For my books on leadership, I have now been fortunate enough to interview 120 CEO’s. When I asked them about the most important skills of leadership, communication always featured as a top 3 skill.
Often, it was the second most important (behind strategic thinking) and sometimes the most important.
As you might imagine, I also always asked what else they were looking for in the leaders they hired in their own organizations. The answers were very consistent.
Most often mentioned, in order of priority, were:
•raw intellect and the ability to think strategically, and with clarity;
•the ability to choose the right people and then align them to a cause;
•the ability to inspire people and take them with you;
•a good communicator, a good listener;
•a strong sense of mission;
•integrity, authenticity, strong values, honesty, openness and curiosity;
•domain excellence (knowledge and experience of the business they lead); and of course,
•numeracy, and a focus on performance and results.
High on their list of desired skills and attributes are many of the same things wanted by followers: a future focus; strategic ability; a sense of mission; strong values; honesty; the ability to inspire; authenticity; integrity.
Authenticity came up a great deal. When I asked what it was and why it was necessary, here is what they said: ‘It is about being true to yourself. And true to others.’
To do this, they said you have to know your own strengths and weaknesses. You have to be clear about the beliefs that underpin your strengths. You must figure out your sense of purpose. Articulate all of the above. Only then can you talk from the heart and be true to yourself.
The leaders also said you cannot lead if you are not trusted, and people cannot trust you if they don’t know who you are, so you have to be visible – show up and be accessible. You have to talk about your values, you have to treat people with respect, as one adult to another, and be interested in them and always admit to mistakes or that you don’t know all the answers.
Most of all, you have to be a model of the behaviours you want. The signals you send in your body language, the way you dress, the look on your face, the policy you don’t enforce, all communicate more powerfully than the words you speak.
Language is a system, the CEOs said, and not just a set of words.
My research with them has been about trying to understand the system they used to be more inspiring, to engage employees, to enable people to super-perform.

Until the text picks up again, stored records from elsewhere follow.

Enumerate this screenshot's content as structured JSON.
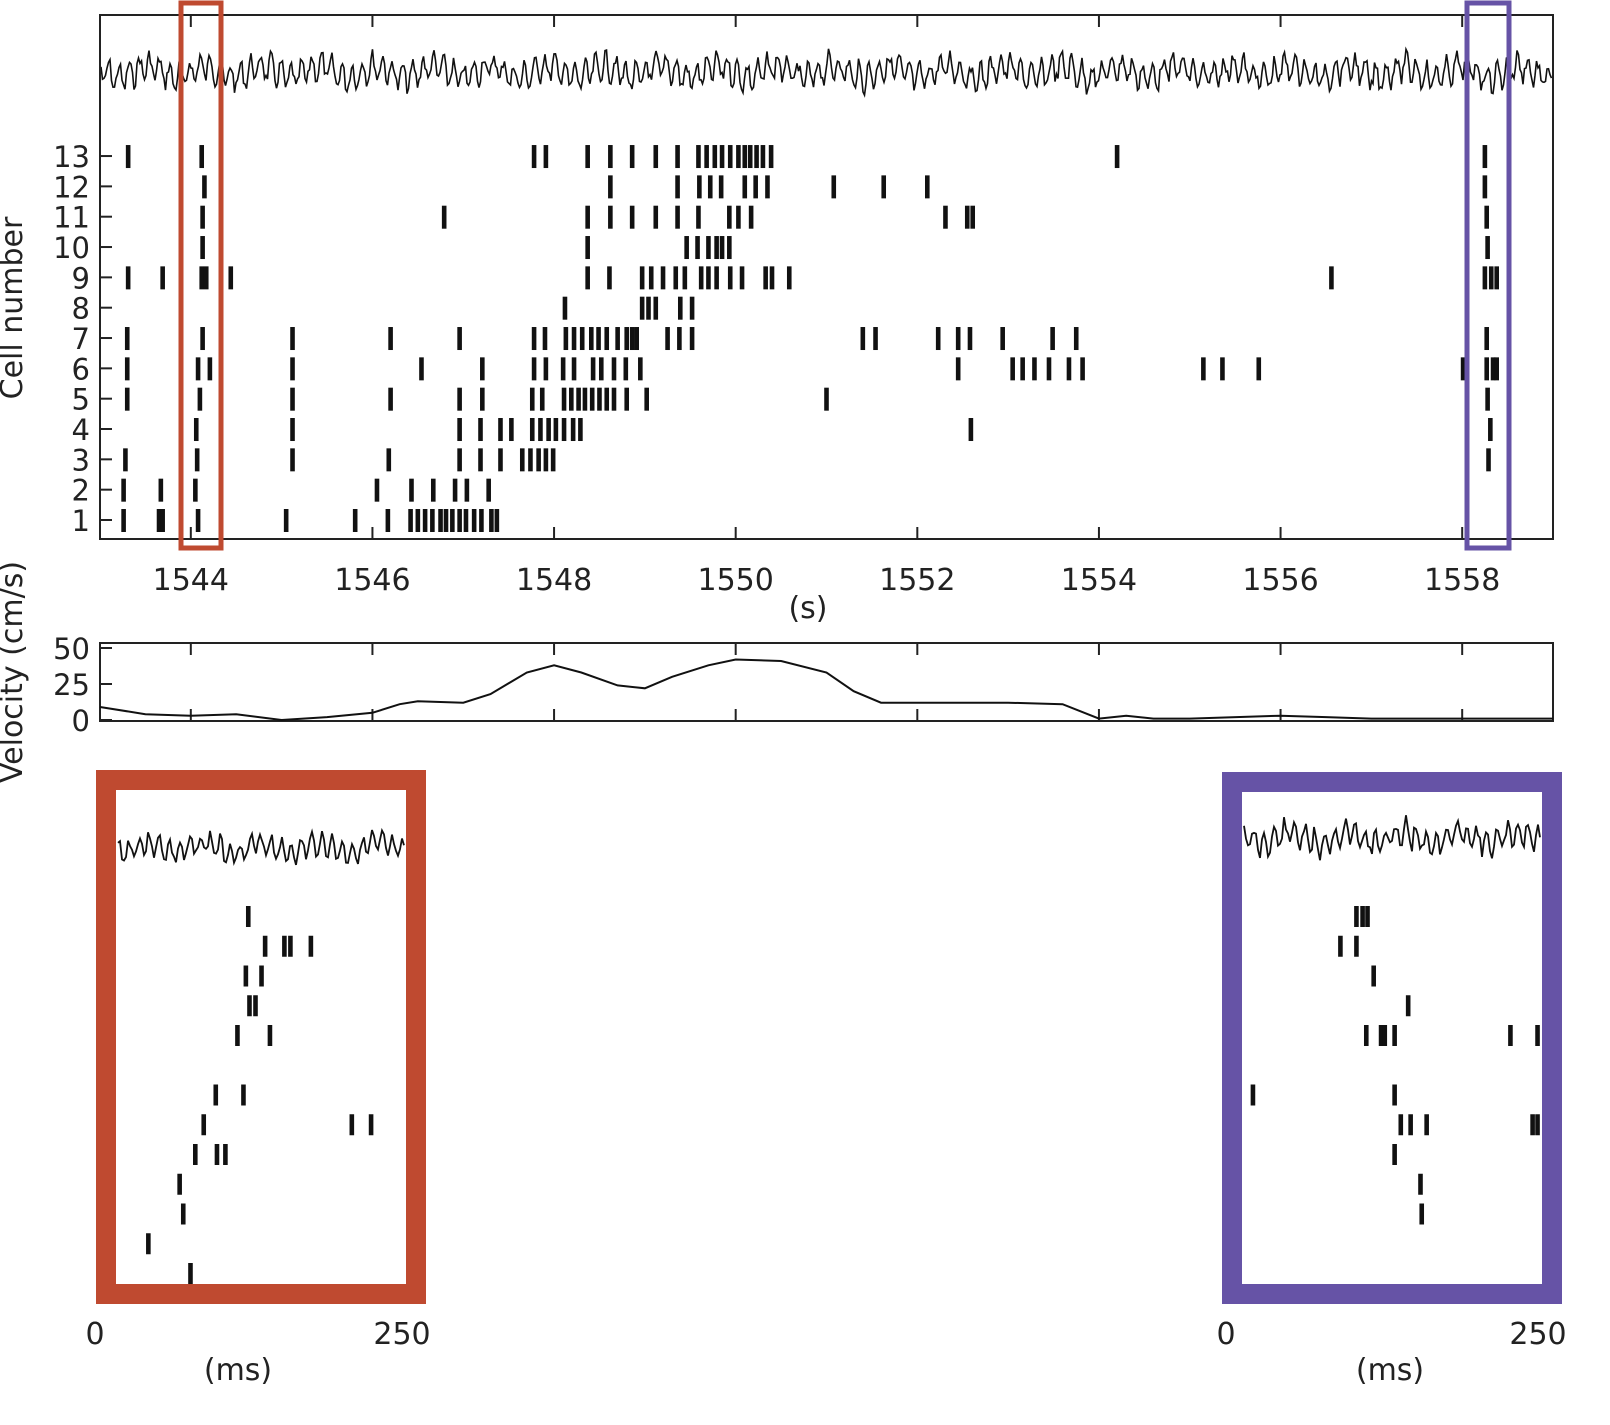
{
  "colors": {
    "red_window": "#bf4a30",
    "blue_window": "#6653a6",
    "ink": "#111111"
  },
  "chart_data": [
    {
      "type": "raster",
      "title": "",
      "ylabel": "Cell number",
      "xlabel": "(s)",
      "xlim": [
        1543,
        1559
      ],
      "xticks": [
        "1544",
        "1546",
        "1548",
        "1550",
        "1552",
        "1554",
        "1556",
        "1558"
      ],
      "yticks": [
        "1",
        "2",
        "3",
        "4",
        "5",
        "6",
        "7",
        "8",
        "9",
        "10",
        "11",
        "12",
        "13"
      ],
      "highlight_windows": [
        {
          "color": "red",
          "t_start": 1543.9,
          "t_end": 1544.35
        },
        {
          "color": "blue",
          "t_start": 1558.05,
          "t_end": 1558.5
        }
      ],
      "spikes": {
        "13": [
          1543.31,
          1544.12,
          1547.78,
          1547.91,
          1548.37,
          1548.62,
          1548.86,
          1549.12,
          1549.36,
          1549.59,
          1549.68,
          1549.77,
          1549.85,
          1549.94,
          1550.03,
          1550.1,
          1550.16,
          1550.23,
          1550.3,
          1550.39,
          1554.2,
          1558.25
        ],
        "12": [
          1544.15,
          1548.62,
          1549.36,
          1549.6,
          1549.72,
          1549.84,
          1550.1,
          1550.22,
          1550.35,
          1551.08,
          1551.63,
          1552.11,
          1558.25
        ],
        "11": [
          1544.13,
          1546.79,
          1548.37,
          1548.62,
          1548.86,
          1549.12,
          1549.36,
          1549.59,
          1549.93,
          1550.03,
          1550.17,
          1552.31,
          1552.55,
          1552.61,
          1558.27
        ],
        "10": [
          1544.13,
          1548.37,
          1549.46,
          1549.58,
          1549.7,
          1549.79,
          1549.85,
          1549.93,
          1558.28
        ],
        "9": [
          1543.31,
          1543.69,
          1544.12,
          1544.17,
          1544.44,
          1548.37,
          1548.61,
          1548.97,
          1549.07,
          1549.2,
          1549.34,
          1549.44,
          1549.62,
          1549.7,
          1549.79,
          1549.94,
          1550.07,
          1550.33,
          1550.4,
          1550.59,
          1556.56,
          1558.25,
          1558.32,
          1558.38
        ],
        "8": [
          1548.12,
          1548.97,
          1549.04,
          1549.12,
          1549.39,
          1549.52
        ],
        "7": [
          1543.3,
          1544.13,
          1545.12,
          1546.2,
          1546.96,
          1547.78,
          1547.9,
          1548.13,
          1548.22,
          1548.31,
          1548.41,
          1548.49,
          1548.58,
          1548.7,
          1548.8,
          1548.86,
          1548.91,
          1549.25,
          1549.38,
          1549.52,
          1551.4,
          1551.54,
          1552.23,
          1552.45,
          1552.58,
          1552.94,
          1553.49,
          1553.75,
          1558.27
        ],
        "6": [
          1543.3,
          1544.08,
          1544.21,
          1545.12,
          1546.54,
          1547.21,
          1547.78,
          1547.91,
          1548.1,
          1548.22,
          1548.43,
          1548.52,
          1548.66,
          1548.79,
          1548.95,
          1552.45,
          1553.05,
          1553.16,
          1553.29,
          1553.45,
          1553.67,
          1553.82,
          1555.15,
          1555.36,
          1555.76,
          1558.01,
          1558.27,
          1558.34,
          1558.38
        ],
        "5": [
          1543.3,
          1544.1,
          1545.12,
          1546.2,
          1546.96,
          1547.21,
          1547.76,
          1547.87,
          1548.11,
          1548.19,
          1548.27,
          1548.34,
          1548.42,
          1548.5,
          1548.58,
          1548.66,
          1548.8,
          1549.02,
          1551.0,
          1558.28
        ],
        "4": [
          1544.06,
          1545.12,
          1546.96,
          1547.19,
          1547.41,
          1547.53,
          1547.76,
          1547.85,
          1547.94,
          1548.02,
          1548.11,
          1548.21,
          1548.29,
          1552.59,
          1558.31
        ],
        "3": [
          1543.28,
          1544.07,
          1545.12,
          1546.18,
          1546.96,
          1547.19,
          1547.41,
          1547.65,
          1547.74,
          1547.83,
          1547.91,
          1547.99,
          1558.29
        ],
        "2": [
          1543.26,
          1543.67,
          1544.05,
          1546.05,
          1546.43,
          1546.67,
          1546.91,
          1547.04,
          1547.28
        ],
        "1": [
          1543.26,
          1543.65,
          1543.69,
          1544.08,
          1545.05,
          1545.81,
          1546.17,
          1546.42,
          1546.5,
          1546.58,
          1546.66,
          1546.75,
          1546.81,
          1546.88,
          1546.96,
          1547.03,
          1547.12,
          1547.2,
          1547.31,
          1547.37
        ]
      }
    },
    {
      "type": "line",
      "ylabel": "Velocity (cm/s)",
      "xlim": [
        1543,
        1559
      ],
      "ylim": [
        0,
        50
      ],
      "yticks": [
        "0",
        "25",
        "50"
      ],
      "x": [
        1543,
        1543.5,
        1544,
        1544.5,
        1545,
        1545.5,
        1546,
        1546.3,
        1546.5,
        1547,
        1547.3,
        1547.7,
        1548,
        1548.3,
        1548.7,
        1549,
        1549.3,
        1549.7,
        1550,
        1550.5,
        1551,
        1551.3,
        1551.6,
        1552,
        1553,
        1553.6,
        1554,
        1554.3,
        1554.6,
        1555,
        1556,
        1556.5,
        1557,
        1558,
        1559
      ],
      "y": [
        9,
        4,
        3,
        4,
        0,
        2,
        5,
        11,
        13,
        12,
        18,
        33,
        38,
        33,
        24,
        22,
        30,
        38,
        42,
        41,
        33,
        20,
        12,
        12,
        12,
        11,
        1,
        3,
        1,
        1,
        3,
        2,
        1,
        1,
        1
      ]
    },
    {
      "type": "raster",
      "window": "red",
      "xlabel": "(ms)",
      "xlim": [
        0,
        250
      ],
      "xticks": [
        "0",
        "250"
      ],
      "spikes": {
        "13": [
          119
        ],
        "12": [
          133,
          149,
          154,
          171
        ],
        "11": [
          117,
          130
        ],
        "10": [
          120,
          125
        ],
        "9": [
          110,
          137
        ],
        "8": [],
        "7": [
          92,
          115
        ],
        "6": [
          82,
          205,
          221
        ],
        "5": [
          75,
          93,
          100
        ],
        "4": [
          62
        ],
        "3": [
          65
        ],
        "2": [
          36
        ],
        "1": [
          71
        ]
      }
    },
    {
      "type": "raster",
      "window": "blue",
      "xlabel": "(ms)",
      "xlim": [
        0,
        250
      ],
      "xticks": [
        "0",
        "250"
      ],
      "spikes": {
        "13": [
          101,
          106,
          110
        ],
        "12": [
          88,
          101
        ],
        "11": [
          115
        ],
        "10": [
          143
        ],
        "9": [
          109,
          121,
          124,
          132,
          226,
          248
        ],
        "8": [],
        "7": [
          17,
          132
        ],
        "6": [
          137,
          145,
          158,
          244,
          248
        ],
        "5": [
          132
        ],
        "4": [
          153
        ],
        "3": [
          154
        ],
        "2": [],
        "1": []
      }
    }
  ]
}
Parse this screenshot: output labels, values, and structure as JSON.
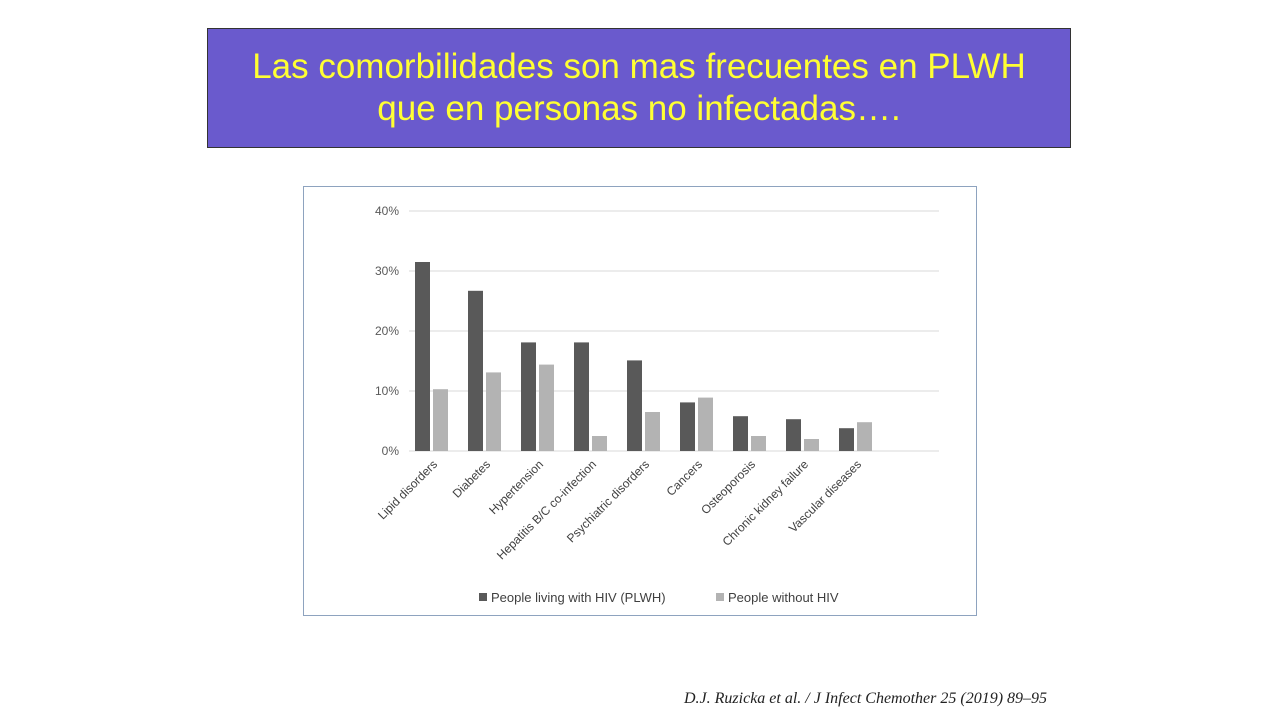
{
  "slide": {
    "title_line1": "Las comorbilidades son mas frecuentes en PLWH",
    "title_line2": "que en personas no infectadas….",
    "citation": "D.J. Ruzicka et al. / J Infect Chemother 25 (2019) 89–95"
  },
  "chart_data": {
    "type": "bar",
    "categories": [
      "Lipid disorders",
      "Diabetes",
      "Hypertension",
      "Hepatitis B/C co-infection",
      "Psychiatric disorders",
      "Cancers",
      "Osteoporosis",
      "Chronic kidney failure",
      "Vascular diseases"
    ],
    "series": [
      {
        "name": "People living with HIV (PLWH)",
        "color": "#595959",
        "values": [
          31.5,
          26.7,
          18.1,
          18.1,
          15.1,
          8.1,
          5.8,
          5.3,
          3.8
        ]
      },
      {
        "name": "People without HIV",
        "color": "#b3b3b3",
        "values": [
          10.3,
          13.1,
          14.4,
          2.5,
          6.5,
          8.9,
          2.5,
          2.0,
          4.8
        ]
      }
    ],
    "yticks": [
      "0%",
      "10%",
      "20%",
      "30%",
      "40%"
    ],
    "ylim": [
      0,
      40
    ],
    "grid": true,
    "legend": "bottom"
  }
}
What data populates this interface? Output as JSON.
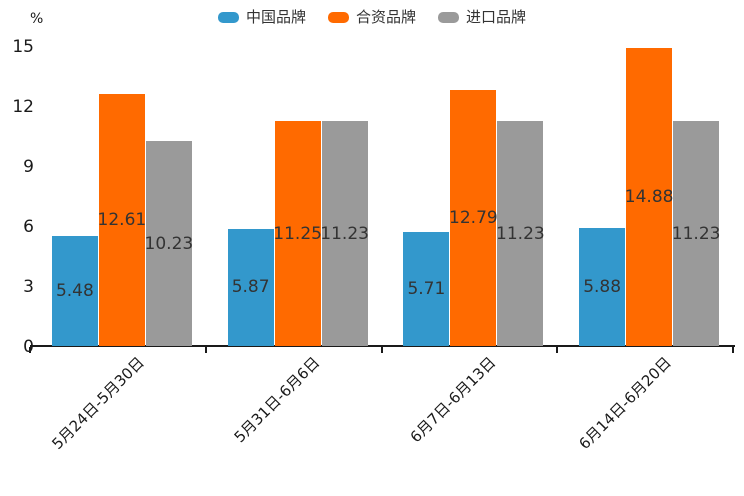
{
  "chart_data": {
    "type": "bar",
    "title": "",
    "ylabel": "%",
    "xlabel": "",
    "grid": false,
    "legend_position": "top",
    "ylim": [
      0,
      15
    ],
    "y_ticks": [
      0,
      3,
      6,
      9,
      12,
      15
    ],
    "categories": [
      "5月24日-5月30日",
      "5月31日-6月6日",
      "6月7日-6月13日",
      "6月14日-6月20日"
    ],
    "series": [
      {
        "name": "中国品牌",
        "color": "#3398CC",
        "values": [
          5.48,
          5.87,
          5.71,
          5.88
        ]
      },
      {
        "name": "合资品牌",
        "color": "#FF6A00",
        "values": [
          12.61,
          11.25,
          12.79,
          14.88
        ]
      },
      {
        "name": "进口品牌",
        "color": "#9A9A9A",
        "values": [
          10.23,
          11.23,
          11.23,
          11.23
        ]
      }
    ],
    "value_label_color": "#333333",
    "axis_color": "#1a1a1a",
    "background_color": "#ffffff"
  }
}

The leaders I interviewed said that the purpose of leadership communication is to influence and inspire (in order to achieve great results). To do so requires you to deliver 12 key components of inspirational communication.
The 12 principles are:
1.Learn how to be yourself, better, and reveal more of yourself in the way you communicate, in order to build trust.
2.Give voice to a compelling purpose and a powerful set of values, to create a framework that enables empowerment, action and decision making.
3.Combine this with a vivid picture of the future, which you communicate relentlessly to drive behaviours in the present.
4.Keep your people focused on the key relationships that your organization depends on for success – especially customers; use those insights to drive change, and make building trust in those relationships a priority.
5.Make ‘engagement’ a strategic goal, and use powerful, courageous conversations to engage.
6.Become a fanatic about understanding audiences, before trying to communicate with them.
7.Listen in new and powerful ways, and learn to ask the right questions.
8.Prepare a potent point of view to communicate your messages.
9.Use more stories and anecdotes to inspire the right behaviours.
10.Be aware of the signals you send through your body language and your behaviours, which can overwhelm your words.
11.Prepare properly for every public platform, internal or external – your credibility is at stake.
12.Learn, rehearse, review, improve – humility is a major asset. Always strive to be a better communicator.
Above all, make the building and maintaining of trust a strategic goal.